Judicial Watch filed suit last week to obtain documents and information about Mr. Rossotti's decisions involving American Management Systems Inc., which provides computer software for the IRS. Mr. Rossotti owns stock in the company, which he founded, and his wife continues to hold a position in the company, Judicial Watch said in a prepared statement.
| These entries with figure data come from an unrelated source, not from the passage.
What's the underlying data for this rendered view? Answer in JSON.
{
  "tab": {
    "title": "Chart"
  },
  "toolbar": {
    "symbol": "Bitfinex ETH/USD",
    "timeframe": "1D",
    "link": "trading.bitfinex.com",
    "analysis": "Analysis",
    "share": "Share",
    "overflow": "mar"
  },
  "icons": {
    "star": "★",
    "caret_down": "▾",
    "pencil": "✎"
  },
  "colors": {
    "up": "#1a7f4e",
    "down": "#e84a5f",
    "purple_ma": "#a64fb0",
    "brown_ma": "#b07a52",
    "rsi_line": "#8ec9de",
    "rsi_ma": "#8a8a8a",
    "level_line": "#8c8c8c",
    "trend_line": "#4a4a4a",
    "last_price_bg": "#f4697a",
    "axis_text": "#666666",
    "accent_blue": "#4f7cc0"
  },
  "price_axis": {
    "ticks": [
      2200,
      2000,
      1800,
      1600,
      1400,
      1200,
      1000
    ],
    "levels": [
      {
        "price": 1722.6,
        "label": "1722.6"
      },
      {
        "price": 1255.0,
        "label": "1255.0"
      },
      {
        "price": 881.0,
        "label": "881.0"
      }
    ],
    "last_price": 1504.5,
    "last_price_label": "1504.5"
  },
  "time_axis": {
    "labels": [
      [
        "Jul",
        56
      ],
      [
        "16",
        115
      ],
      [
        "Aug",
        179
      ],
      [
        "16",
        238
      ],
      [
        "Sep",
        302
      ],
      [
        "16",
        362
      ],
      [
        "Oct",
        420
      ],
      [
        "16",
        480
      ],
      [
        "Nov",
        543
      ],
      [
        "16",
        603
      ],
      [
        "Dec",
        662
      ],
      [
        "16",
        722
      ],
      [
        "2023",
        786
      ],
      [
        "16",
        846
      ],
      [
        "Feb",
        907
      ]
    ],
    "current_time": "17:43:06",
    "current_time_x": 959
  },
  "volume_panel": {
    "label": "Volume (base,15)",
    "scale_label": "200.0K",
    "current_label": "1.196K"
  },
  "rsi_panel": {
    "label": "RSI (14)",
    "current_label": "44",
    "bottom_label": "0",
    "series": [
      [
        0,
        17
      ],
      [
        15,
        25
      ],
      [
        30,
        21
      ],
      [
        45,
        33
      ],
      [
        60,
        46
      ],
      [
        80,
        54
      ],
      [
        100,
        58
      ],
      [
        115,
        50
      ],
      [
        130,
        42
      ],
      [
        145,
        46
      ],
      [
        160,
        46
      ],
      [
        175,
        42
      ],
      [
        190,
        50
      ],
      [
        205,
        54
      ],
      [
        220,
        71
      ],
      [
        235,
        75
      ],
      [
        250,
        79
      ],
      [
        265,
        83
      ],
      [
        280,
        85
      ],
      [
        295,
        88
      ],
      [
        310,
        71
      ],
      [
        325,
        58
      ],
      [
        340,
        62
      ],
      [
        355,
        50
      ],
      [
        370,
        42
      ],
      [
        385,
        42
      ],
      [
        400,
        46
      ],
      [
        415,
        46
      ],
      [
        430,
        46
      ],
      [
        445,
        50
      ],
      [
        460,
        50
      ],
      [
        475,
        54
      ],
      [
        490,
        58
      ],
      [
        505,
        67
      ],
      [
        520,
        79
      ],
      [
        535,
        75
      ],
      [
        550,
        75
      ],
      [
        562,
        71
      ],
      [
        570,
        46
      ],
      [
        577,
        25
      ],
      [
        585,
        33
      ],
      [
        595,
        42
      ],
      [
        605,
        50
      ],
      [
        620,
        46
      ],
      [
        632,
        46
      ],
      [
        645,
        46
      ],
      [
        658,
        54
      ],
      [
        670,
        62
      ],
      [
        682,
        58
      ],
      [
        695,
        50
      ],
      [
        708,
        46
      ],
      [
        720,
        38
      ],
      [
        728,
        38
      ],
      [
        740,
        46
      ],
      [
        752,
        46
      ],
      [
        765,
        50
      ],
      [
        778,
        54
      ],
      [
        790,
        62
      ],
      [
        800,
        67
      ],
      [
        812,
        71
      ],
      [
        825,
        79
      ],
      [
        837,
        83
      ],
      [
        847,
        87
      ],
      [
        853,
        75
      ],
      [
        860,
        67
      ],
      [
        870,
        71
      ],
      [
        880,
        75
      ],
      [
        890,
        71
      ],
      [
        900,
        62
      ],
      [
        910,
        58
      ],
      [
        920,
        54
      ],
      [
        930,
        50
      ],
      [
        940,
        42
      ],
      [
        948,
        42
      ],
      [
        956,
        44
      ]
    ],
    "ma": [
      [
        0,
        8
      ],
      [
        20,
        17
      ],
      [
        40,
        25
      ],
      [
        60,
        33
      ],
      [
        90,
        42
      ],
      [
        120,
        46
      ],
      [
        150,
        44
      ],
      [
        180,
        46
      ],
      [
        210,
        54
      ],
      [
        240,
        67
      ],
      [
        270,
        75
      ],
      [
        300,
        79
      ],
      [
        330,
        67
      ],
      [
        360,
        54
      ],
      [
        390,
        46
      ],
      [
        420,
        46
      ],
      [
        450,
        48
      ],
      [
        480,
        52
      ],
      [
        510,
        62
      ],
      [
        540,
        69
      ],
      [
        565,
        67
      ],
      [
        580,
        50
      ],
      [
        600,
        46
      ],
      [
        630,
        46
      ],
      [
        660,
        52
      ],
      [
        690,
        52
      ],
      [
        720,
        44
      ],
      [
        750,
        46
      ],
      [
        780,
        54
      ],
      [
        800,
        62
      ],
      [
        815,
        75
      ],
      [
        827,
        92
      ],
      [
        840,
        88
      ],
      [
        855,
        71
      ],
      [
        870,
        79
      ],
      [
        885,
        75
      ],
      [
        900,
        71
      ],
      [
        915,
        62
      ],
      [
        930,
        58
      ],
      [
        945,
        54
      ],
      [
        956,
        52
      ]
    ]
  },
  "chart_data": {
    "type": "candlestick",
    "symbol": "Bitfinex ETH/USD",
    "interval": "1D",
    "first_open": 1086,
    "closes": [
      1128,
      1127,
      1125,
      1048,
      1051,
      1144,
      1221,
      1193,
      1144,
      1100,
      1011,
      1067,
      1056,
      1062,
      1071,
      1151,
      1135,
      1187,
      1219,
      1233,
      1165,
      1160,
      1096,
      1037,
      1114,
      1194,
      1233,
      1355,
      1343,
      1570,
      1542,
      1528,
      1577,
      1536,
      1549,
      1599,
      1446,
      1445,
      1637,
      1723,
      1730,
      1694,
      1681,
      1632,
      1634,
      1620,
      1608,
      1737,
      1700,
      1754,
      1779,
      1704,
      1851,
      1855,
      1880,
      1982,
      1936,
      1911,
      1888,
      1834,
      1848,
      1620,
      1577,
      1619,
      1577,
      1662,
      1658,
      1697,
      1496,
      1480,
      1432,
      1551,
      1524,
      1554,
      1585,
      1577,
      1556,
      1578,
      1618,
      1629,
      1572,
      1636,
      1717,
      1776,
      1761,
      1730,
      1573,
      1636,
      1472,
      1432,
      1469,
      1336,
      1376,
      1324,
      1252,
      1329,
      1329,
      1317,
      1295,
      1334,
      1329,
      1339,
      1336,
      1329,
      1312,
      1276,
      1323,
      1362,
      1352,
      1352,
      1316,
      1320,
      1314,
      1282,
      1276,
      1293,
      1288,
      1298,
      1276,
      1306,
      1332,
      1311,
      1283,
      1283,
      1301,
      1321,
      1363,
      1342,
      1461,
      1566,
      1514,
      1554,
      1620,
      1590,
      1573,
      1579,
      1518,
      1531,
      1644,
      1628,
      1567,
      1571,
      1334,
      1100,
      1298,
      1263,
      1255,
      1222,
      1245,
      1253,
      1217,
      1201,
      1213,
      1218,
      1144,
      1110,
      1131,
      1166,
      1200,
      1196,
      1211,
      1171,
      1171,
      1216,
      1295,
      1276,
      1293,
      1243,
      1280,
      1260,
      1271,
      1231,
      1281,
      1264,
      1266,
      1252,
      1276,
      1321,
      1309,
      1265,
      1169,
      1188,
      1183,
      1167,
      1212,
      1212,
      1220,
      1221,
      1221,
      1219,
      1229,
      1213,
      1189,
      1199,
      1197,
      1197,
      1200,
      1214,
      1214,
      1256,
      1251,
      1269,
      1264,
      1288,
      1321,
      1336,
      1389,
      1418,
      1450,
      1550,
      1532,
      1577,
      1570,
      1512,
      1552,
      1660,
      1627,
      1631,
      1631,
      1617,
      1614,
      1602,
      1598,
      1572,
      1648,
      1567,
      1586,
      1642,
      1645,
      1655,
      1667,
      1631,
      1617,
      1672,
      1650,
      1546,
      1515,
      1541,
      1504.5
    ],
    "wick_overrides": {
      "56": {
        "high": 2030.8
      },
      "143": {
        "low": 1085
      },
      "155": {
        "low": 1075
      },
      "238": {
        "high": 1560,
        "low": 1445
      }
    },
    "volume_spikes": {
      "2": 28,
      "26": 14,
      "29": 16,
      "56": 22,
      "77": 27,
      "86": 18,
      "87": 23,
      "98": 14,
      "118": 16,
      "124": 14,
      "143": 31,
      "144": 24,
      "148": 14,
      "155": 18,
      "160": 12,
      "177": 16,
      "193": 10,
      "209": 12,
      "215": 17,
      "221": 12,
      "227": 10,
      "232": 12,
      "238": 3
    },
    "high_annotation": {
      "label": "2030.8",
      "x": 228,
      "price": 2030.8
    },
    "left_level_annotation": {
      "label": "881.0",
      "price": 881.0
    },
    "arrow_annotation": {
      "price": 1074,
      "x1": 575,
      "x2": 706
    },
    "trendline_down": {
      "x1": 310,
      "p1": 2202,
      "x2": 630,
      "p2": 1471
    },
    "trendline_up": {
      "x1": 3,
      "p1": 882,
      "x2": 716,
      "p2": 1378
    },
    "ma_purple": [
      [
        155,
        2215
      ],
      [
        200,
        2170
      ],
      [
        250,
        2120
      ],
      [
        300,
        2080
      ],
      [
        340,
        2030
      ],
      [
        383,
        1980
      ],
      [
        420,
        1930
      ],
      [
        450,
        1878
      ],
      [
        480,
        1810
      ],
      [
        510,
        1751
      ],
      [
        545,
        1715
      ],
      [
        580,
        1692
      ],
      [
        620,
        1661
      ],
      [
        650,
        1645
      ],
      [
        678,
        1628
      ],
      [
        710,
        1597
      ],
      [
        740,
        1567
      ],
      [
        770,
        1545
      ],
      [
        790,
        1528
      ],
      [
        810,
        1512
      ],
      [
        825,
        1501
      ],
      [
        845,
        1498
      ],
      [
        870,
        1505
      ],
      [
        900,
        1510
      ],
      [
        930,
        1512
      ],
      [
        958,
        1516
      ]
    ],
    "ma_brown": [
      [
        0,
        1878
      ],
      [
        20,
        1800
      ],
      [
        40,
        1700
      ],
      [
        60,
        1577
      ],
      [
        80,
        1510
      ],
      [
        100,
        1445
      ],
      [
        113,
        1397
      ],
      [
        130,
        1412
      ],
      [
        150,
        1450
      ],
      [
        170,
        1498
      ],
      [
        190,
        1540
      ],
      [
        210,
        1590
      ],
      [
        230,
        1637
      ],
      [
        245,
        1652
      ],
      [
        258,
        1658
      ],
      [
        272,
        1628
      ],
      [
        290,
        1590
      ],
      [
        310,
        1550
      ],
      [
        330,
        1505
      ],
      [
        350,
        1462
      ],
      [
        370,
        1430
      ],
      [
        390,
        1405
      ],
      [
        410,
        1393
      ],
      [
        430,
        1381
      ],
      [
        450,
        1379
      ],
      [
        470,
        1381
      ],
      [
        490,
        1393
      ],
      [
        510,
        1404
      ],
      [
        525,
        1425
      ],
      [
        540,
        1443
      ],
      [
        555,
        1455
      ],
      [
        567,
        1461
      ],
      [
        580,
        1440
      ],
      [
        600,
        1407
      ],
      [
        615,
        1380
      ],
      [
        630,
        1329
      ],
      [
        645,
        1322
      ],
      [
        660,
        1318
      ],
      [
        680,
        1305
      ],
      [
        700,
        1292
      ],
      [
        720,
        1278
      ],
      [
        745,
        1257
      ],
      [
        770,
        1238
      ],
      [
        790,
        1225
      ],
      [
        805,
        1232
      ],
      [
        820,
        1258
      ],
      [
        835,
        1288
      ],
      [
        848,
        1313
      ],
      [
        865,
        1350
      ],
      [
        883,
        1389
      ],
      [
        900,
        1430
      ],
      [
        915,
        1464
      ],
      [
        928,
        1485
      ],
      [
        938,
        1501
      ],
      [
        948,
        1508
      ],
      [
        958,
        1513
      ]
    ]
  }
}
The group said that Mr. Rossotti received an "after-the-fact" conflict-of-interest waiver from the Clinton administration in its final days "as part of a likely quid pro quo for conducting political audits against persons and entities adverse to the Clinton administration."

Teachers union targeted
The Landmark Legal Foundation, as part of a continuing investigation of the National Education Association, has filed a complaint with the Internal Revenue Service about what Landmark called the NEA's illegal use of tax-exempt funds to help the Democratic Party.
"The evidence Landmark is making public today demonstrates that the NEA has become an appendage of the Democratic Party, complete with an ATM machine that dispenses tax-exempt membership dues to underwrite that party's political activities, " the organization said Friday.
The complaint includes evidence the Federal Election Commission made public for four days in May before it resealed the information.

Separate lives
How much time do the Clintons spend together? That was one of the questions the New York Times tried to answer yesterday in its weekly "Q&A;" column. The answer, it appears, is "not much." But here is how Raymond Hernandez, a Washington correspondent for the newspaper, attempted to answer the question:
"When a congressional session is in full swing, most members of Congress spend a lot of time away from their families, and Hillary Rodham Clinton is no different.
"Mrs. Clinton, the junior senator from New York, stays in Washington during the week at her family's home near Embassy Row. In that sense, Mrs. Clinton and her husband, former President Bill Clinton, lead separate lives. That said, Mrs. Clinton is said to talk to her husband by phone at least once a day when she is in Washington, occasionally filling him in about her job in the way any spouse would."
However, Mrs. Clinton usually spends weekends with her husband in Chappaqua, N.Y., the correspondent said.